Being Ashby’s first stint as a director, taking into account his work as a film editor on films as diverse as The Cincinnati Kid (1965), In the Heat of the Night (1967) and The Thomas Crown Affair (1968) it’s little wonder that the film, which was made at a time of an emergent new wave of directors and experimentation, that some of the editing in the film is on the, stylistically, heavy side. It doesn’t spoil the film but it does mark it out as a child of its time.

Elgar (Beau Bridges) is not a bad kid and certainly does not appear to have a conscious racist bone in his body, but he does display the general disregard for other human beings endemic in his privileged background. Rather than run to the tenants ultimate rescue they rescue Elgar from a life of unconscious generalised prejudice, opening his eyes to the richness of human experience. None more so than Francine MarieJohnson (Diana Sands) with whom he has a relationship, even though her boyfriend, Copee Johnson (Louis Gossett Jr.) is more than a tad unhinged.

There are some wonderful performances by the other actors, especially Mel Stewart (Professor Duboise) who struggles to teach the local children and persuade Elgar of the superiority of black culture, thereby exposing his own racism and Pearl Bailey (Marge) as the sassy older resident and font of pertinent knowledge who first introduces herself to the new landlord by shoving a double barrelled shot gun in his face.

The story may well have an important question, can black and white really coexist, it’s not one that the film answers. The ending of the movie leaves that point up to the audience.

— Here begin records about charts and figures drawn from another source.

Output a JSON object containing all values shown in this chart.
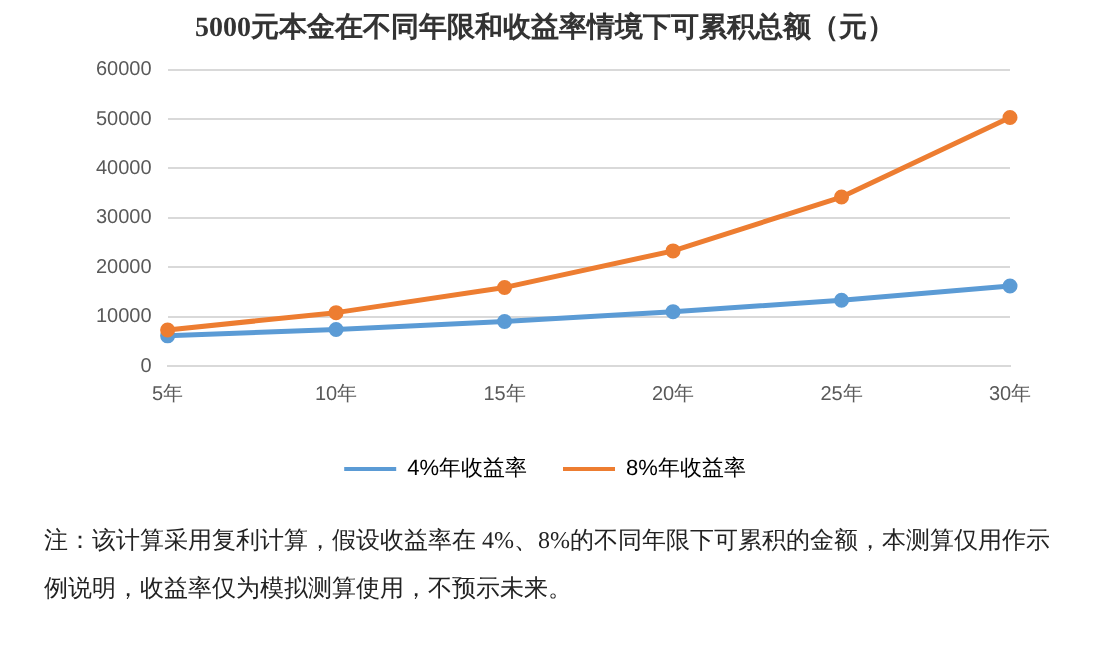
{
  "chart_data": {
    "type": "line",
    "title": "5000元本金在不同年限和收益率情境下可累积总额（元）",
    "categories": [
      "5年",
      "10年",
      "15年",
      "20年",
      "25年",
      "30年"
    ],
    "series": [
      {
        "name": "4%年收益率",
        "color": "#5b9bd5",
        "values": [
          6100,
          7400,
          9000,
          11000,
          13300,
          16200
        ]
      },
      {
        "name": "8%年收益率",
        "color": "#ed7d31",
        "values": [
          7300,
          10800,
          15900,
          23300,
          34200,
          50300
        ]
      }
    ],
    "ylim": [
      0,
      60000
    ],
    "yticks": [
      0,
      10000,
      20000,
      30000,
      40000,
      50000,
      60000
    ],
    "grid": "y",
    "legend": "bottom",
    "marker": "circle",
    "line_style": "solid",
    "annotations": [
      "注：该计算采用复利计算，假设收益率在 4%、8%的不同年限下可累积的金额，本测算仅用作示例说明，收益率仅为模拟测算使用，不预示未来。"
    ]
  }
}
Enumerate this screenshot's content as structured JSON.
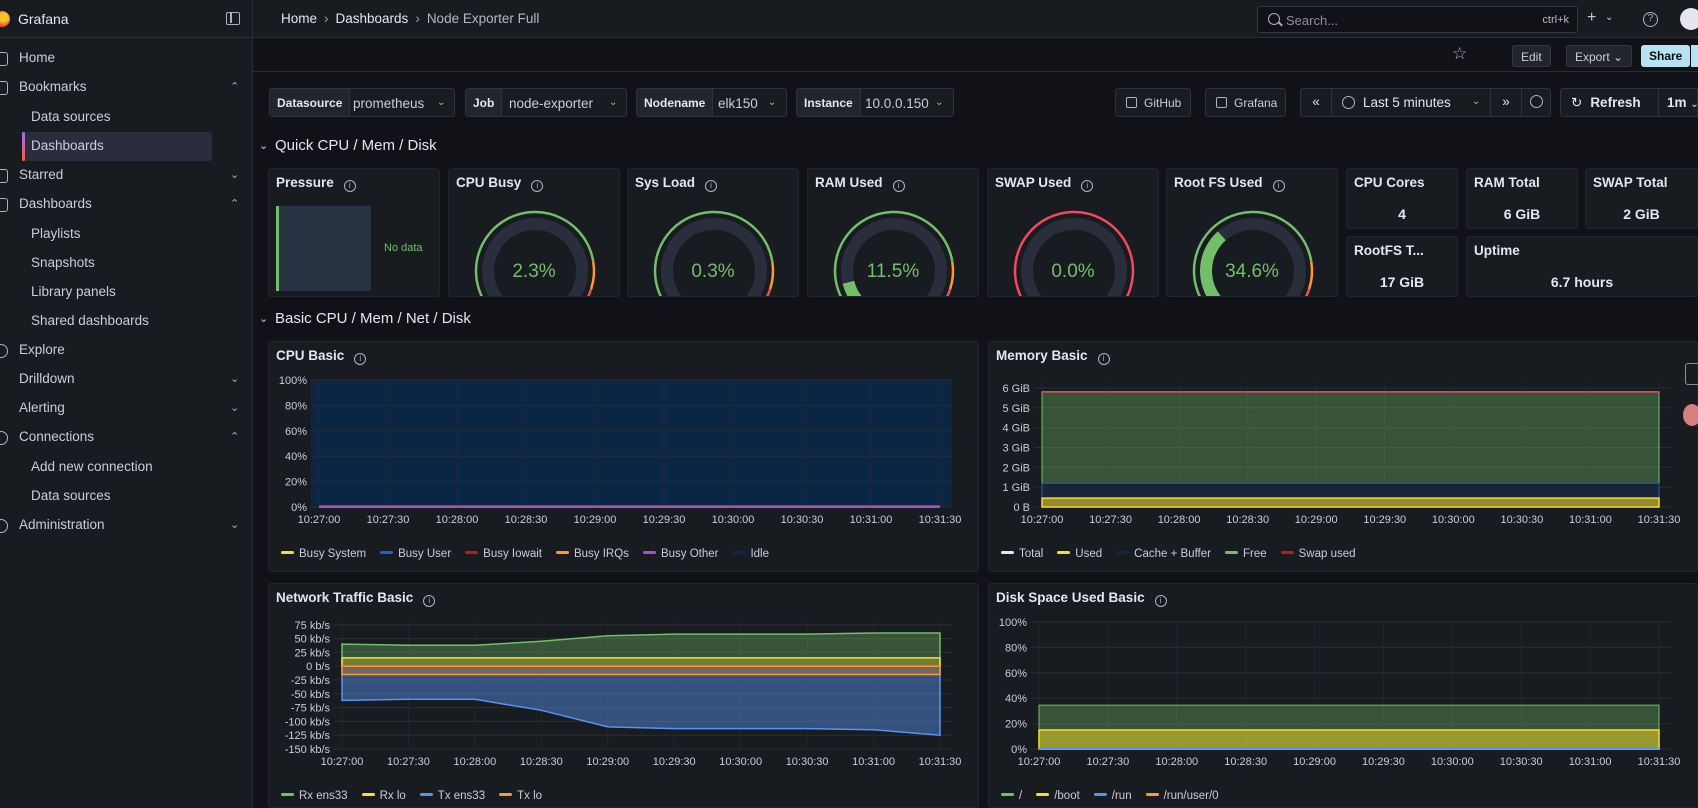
{
  "brand": "Grafana",
  "nav": {
    "home": "Home",
    "bookmarks": "Bookmarks",
    "bookmarks_items": [
      "Data sources",
      "Dashboards"
    ],
    "starred": "Starred",
    "dashboards": "Dashboards",
    "dashboards_items": [
      "Playlists",
      "Snapshots",
      "Library panels",
      "Shared dashboards"
    ],
    "explore": "Explore",
    "drilldown": "Drilldown",
    "alerting": "Alerting",
    "connections": "Connections",
    "connections_items": [
      "Add new connection",
      "Data sources"
    ],
    "administration": "Administration"
  },
  "breadcrumb": [
    "Home",
    "Dashboards",
    "Node Exporter Full"
  ],
  "search": {
    "placeholder": "Search...",
    "shortcut": "ctrl+k"
  },
  "toolbar": {
    "edit": "Edit",
    "export": "Export",
    "share": "Share"
  },
  "variables": [
    {
      "label": "Datasource",
      "value": "prometheus"
    },
    {
      "label": "Job",
      "value": "node-exporter"
    },
    {
      "label": "Nodename",
      "value": "elk150"
    },
    {
      "label": "Instance",
      "value": "10.0.0.150"
    }
  ],
  "links": [
    "GitHub",
    "Grafana"
  ],
  "time": {
    "range": "Last 5 minutes",
    "refresh": "Refresh",
    "interval": "1m"
  },
  "rows": [
    "Quick CPU / Mem / Disk",
    "Basic CPU / Mem / Net / Disk"
  ],
  "pressure": {
    "title": "Pressure",
    "nodata": "No data"
  },
  "gauges": [
    {
      "title": "CPU Busy",
      "value": "2.3%",
      "fraction": 0.023
    },
    {
      "title": "Sys Load",
      "value": "0.3%",
      "fraction": 0.003
    },
    {
      "title": "RAM Used",
      "value": "11.5%",
      "fraction": 0.115
    },
    {
      "title": "SWAP Used",
      "value": "0.0%",
      "fraction": 0.0
    },
    {
      "title": "Root FS Used",
      "value": "34.6%",
      "fraction": 0.346
    }
  ],
  "stats": [
    {
      "title": "CPU Cores",
      "value": "4"
    },
    {
      "title": "RAM Total",
      "value": "6 GiB"
    },
    {
      "title": "SWAP Total",
      "value": "2 GiB"
    },
    {
      "title": "RootFS T...",
      "value": "17 GiB"
    },
    {
      "title": "Uptime",
      "value": "6.7 hours"
    }
  ],
  "colors": {
    "green": "#73bf69",
    "yellow": "#fade2a",
    "blue": "#5794f2",
    "orange": "#ff9830",
    "red": "#f2495c",
    "purple": "#b877d9"
  },
  "chart_data": [
    {
      "type": "area",
      "title": "CPU Basic",
      "x": [
        "10:27:00",
        "10:27:30",
        "10:28:00",
        "10:28:30",
        "10:29:00",
        "10:29:30",
        "10:30:00",
        "10:30:30",
        "10:31:00",
        "10:31:30"
      ],
      "yticks": [
        "0%",
        "20%",
        "40%",
        "60%",
        "80%",
        "100%"
      ],
      "ylim": [
        0,
        100
      ],
      "series": [
        {
          "name": "Busy System",
          "color": "#fade2a",
          "values": [
            1,
            1,
            1,
            1,
            1,
            1,
            1,
            1,
            1,
            1
          ]
        },
        {
          "name": "Busy User",
          "color": "#1f60c4",
          "values": [
            1,
            1,
            1,
            1,
            1,
            1,
            1,
            1,
            1,
            1
          ]
        },
        {
          "name": "Busy Iowait",
          "color": "#c4162a",
          "values": [
            0,
            0,
            0,
            0,
            0,
            0,
            0,
            0,
            0,
            0
          ]
        },
        {
          "name": "Busy IRQs",
          "color": "#ff9830",
          "values": [
            0,
            0,
            0,
            0,
            0,
            0,
            0,
            0,
            0,
            0
          ]
        },
        {
          "name": "Busy Other",
          "color": "#a352cc",
          "values": [
            0,
            0,
            0,
            0,
            0,
            0,
            0,
            0,
            0,
            0
          ]
        },
        {
          "name": "Idle",
          "color": "#052b51",
          "values": [
            98,
            98,
            98,
            98,
            98,
            98,
            98,
            98,
            98,
            98
          ]
        }
      ]
    },
    {
      "type": "area",
      "title": "Memory Basic",
      "x": [
        "10:27:00",
        "10:27:30",
        "10:28:00",
        "10:28:30",
        "10:29:00",
        "10:29:30",
        "10:30:00",
        "10:30:30",
        "10:31:00",
        "10:31:30"
      ],
      "yticks": [
        "0 B",
        "1 GiB",
        "2 GiB",
        "3 GiB",
        "4 GiB",
        "5 GiB",
        "6 GiB"
      ],
      "ylim": [
        0,
        6.4
      ],
      "series": [
        {
          "name": "Total",
          "color": "#e6e6ef",
          "values": [
            5.8,
            5.8,
            5.8,
            5.8,
            5.8,
            5.8,
            5.8,
            5.8,
            5.8,
            5.8
          ]
        },
        {
          "name": "Used",
          "color": "#fade2a",
          "values": [
            0.45,
            0.45,
            0.45,
            0.45,
            0.45,
            0.45,
            0.45,
            0.45,
            0.45,
            0.45
          ]
        },
        {
          "name": "Cache + Buffer",
          "color": "#052b51",
          "values": [
            0.75,
            0.75,
            0.75,
            0.75,
            0.75,
            0.75,
            0.75,
            0.75,
            0.75,
            0.75
          ]
        },
        {
          "name": "Free",
          "color": "#73bf69",
          "values": [
            4.6,
            4.6,
            4.6,
            4.6,
            4.6,
            4.6,
            4.6,
            4.6,
            4.6,
            4.6
          ]
        },
        {
          "name": "Swap used",
          "color": "#c4162a",
          "values": [
            0,
            0,
            0,
            0,
            0,
            0,
            0,
            0,
            0,
            0
          ]
        }
      ]
    },
    {
      "type": "area",
      "title": "Network Traffic Basic",
      "x": [
        "10:27:00",
        "10:27:30",
        "10:28:00",
        "10:28:30",
        "10:29:00",
        "10:29:30",
        "10:30:00",
        "10:30:30",
        "10:31:00",
        "10:31:30"
      ],
      "yticks": [
        "-150 kb/s",
        "-125 kb/s",
        "-100 kb/s",
        "-75 kb/s",
        "-50 kb/s",
        "-25 kb/s",
        "0 b/s",
        "25 kb/s",
        "50 kb/s",
        "75 kb/s"
      ],
      "ylim": [
        -150,
        80
      ],
      "series": [
        {
          "name": "Rx ens33",
          "color": "#73bf69",
          "values": [
            40,
            38,
            38,
            45,
            55,
            58,
            58,
            58,
            60,
            60
          ]
        },
        {
          "name": "Rx lo",
          "color": "#fade2a",
          "values": [
            15,
            15,
            15,
            15,
            15,
            15,
            15,
            15,
            15,
            15
          ]
        },
        {
          "name": "Tx ens33",
          "color": "#5794f2",
          "values": [
            -62,
            -60,
            -60,
            -80,
            -110,
            -113,
            -113,
            -113,
            -115,
            -125
          ]
        },
        {
          "name": "Tx lo",
          "color": "#ff9830",
          "values": [
            -15,
            -15,
            -15,
            -15,
            -15,
            -15,
            -15,
            -15,
            -15,
            -15
          ]
        }
      ]
    },
    {
      "type": "area",
      "title": "Disk Space Used Basic",
      "x": [
        "10:27:00",
        "10:27:30",
        "10:28:00",
        "10:28:30",
        "10:29:00",
        "10:29:30",
        "10:30:00",
        "10:30:30",
        "10:31:00",
        "10:31:30"
      ],
      "yticks": [
        "0%",
        "20%",
        "40%",
        "60%",
        "80%",
        "100%"
      ],
      "ylim": [
        0,
        100
      ],
      "series": [
        {
          "name": "/",
          "color": "#73bf69",
          "values": [
            34.6,
            34.6,
            34.6,
            34.6,
            34.6,
            34.6,
            34.6,
            34.6,
            34.6,
            34.6
          ]
        },
        {
          "name": "/boot",
          "color": "#fade2a",
          "values": [
            15,
            15,
            15,
            15,
            15,
            15,
            15,
            15,
            15,
            15
          ]
        },
        {
          "name": "/run",
          "color": "#5794f2",
          "values": [
            0.5,
            0.5,
            0.5,
            0.5,
            0.5,
            0.5,
            0.5,
            0.5,
            0.5,
            0.5
          ]
        },
        {
          "name": "/run/user/0",
          "color": "#ff9830",
          "values": [
            0,
            0,
            0,
            0,
            0,
            0,
            0,
            0,
            0,
            0
          ]
        }
      ]
    }
  ]
}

It’s an old question, probably as old as man, who feels the need to divide himself down factional lines, so whether it is Romeo and Juliet or Elgar and Francine, the question remains.

For such a heavy subject, the film is diffused with humour, partially at the characters expense, but often at the absurdities of these false divisions.

The film print is grainy, as one would expect of a movie of this age and was part of the original and not a fault of the processing of the DVD. It is shown with an aspect ratio of 1.85:1 with a mono 2.0 audio track. There are no extras on the disc.

As a film dealing with racism, it is not as serious as Guess Who's Coming to Dinner (1967) or In the Heat of the Night (1967), but it has a point to make and it makes it well.